Switch the AC from “max” to full fan mode. You want to be blowing more air, not cooling more air. This should prevent additional moisture from coming in.
For serious issues, lift the hood, replace the cabin air filter and spray down all the intake lines. If you have nasty odors coming from the car and no way to stop them, grab your owner’s manual and lift the hood. The AC system is back towards the windshield, under the plastic grate and filter where (different models have different methods — you must check your manual), and remove the filter, cleaning and replacing when necessary.
While there, spray the whole apparatus down with your cleaning aerosol to fight and kill any mold or mildew.
Run the car, doors open, with the AC off and the fans on full for five minutes. This is your final “drying out,” and it will prevent mold and mildew from reestablishing your old odors.
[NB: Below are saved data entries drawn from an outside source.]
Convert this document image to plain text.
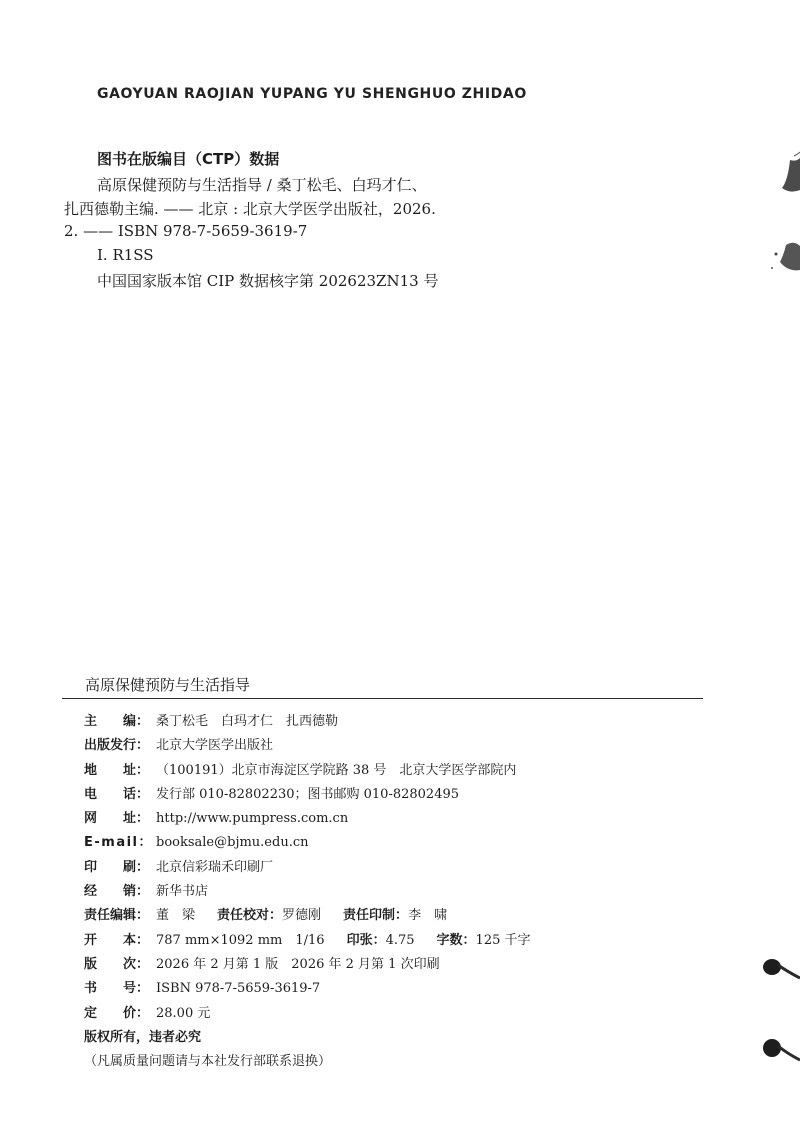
GAOYUAN RAOJIAN YUPANG YU SHENGHUO ZHIDAO
图书在版编目（CTP）数据
高原保健预防与生活指导 / 桑丁松毛、白玛才仁、
扎西德勒主编. —— 北京 : 北京大学医学出版社，2026.
2. —— ISBN 978-7-5659-3619-7
Ⅰ. R1SS
中国国家版本馆 CIP 数据核字第 202623ZN13 号
高原保健预防与生活指导
主　　编： 桑丁松毛　白玛才仁　扎西德勒
出版发行： 北京大学医学出版社
地　　址： （100191）北京市海淀区学院路 38 号　北京大学医学部院内
电　　话： 发行部 010-82802230；图书邮购 010-82802495
网　　址： http://www.pumpress.com.cn
E-mail： booksale@bjmu.edu.cn
印　　刷： 北京信彩瑞禾印刷厂
经　　销： 新华书店
责任编辑： 董　梁 责任校对：罗德刚 责任印制：李　啸
开　　本： 787 mm×1092 mm　1/16 印张：4.75 字数：125 千字
版　　次： 2026 年 2 月第 1 版　2026 年 2 月第 1 次印刷
书　　号： ISBN 978-7-5659-3619-7
定　　价： 28.00 元
版权所有，违者必究
（凡属质量问题请与本社发行部联系退换）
Take the car to your dealer if the smell persists. If the smell still won’t go away, don’t ignore it. It won’t get any better on its own. Take it to the dealer to make sure the smell is not the cause of something more serious, and to handle the problem before it becomes worse than just a bad smell.
Preventing AC Odors
Turn off your AC 4-5 minutes before stopping the car. This gives the evaporator time to dry off excess moisture (key for mildew/mold growth) using the hot air from the engine. No moisture means no mold, which means no smell!
Keep the fans on high as the car shuts down. With the AC off, keep the fans blasting to make sure a lot of air hits the evaporator and removes any mildew, moisture, or mold spores from taking root.
Note — this is a way to prevent further growth. It will likely not help remove the actual smell if it is already there.
Blast the fans on high, doors open, once a year on a hot, dry day. This can prevent all mold from ever getting a foothold. Remember that the AC, not the fan, creates the moisture that spawns mold. The fan will just heat it up from the hot car motor (hopefully killing it) and then remove it from the AC evaporator.
Spray down the ducts with disinfectant every 3-6 months if you live in a hot humid area. Warm, wet environments are paradise for mold and mildew. Furthermore, the more you use your AC, the more likely it is to grow dirty. Keep on top of the issue with regular cleanings, as noted above.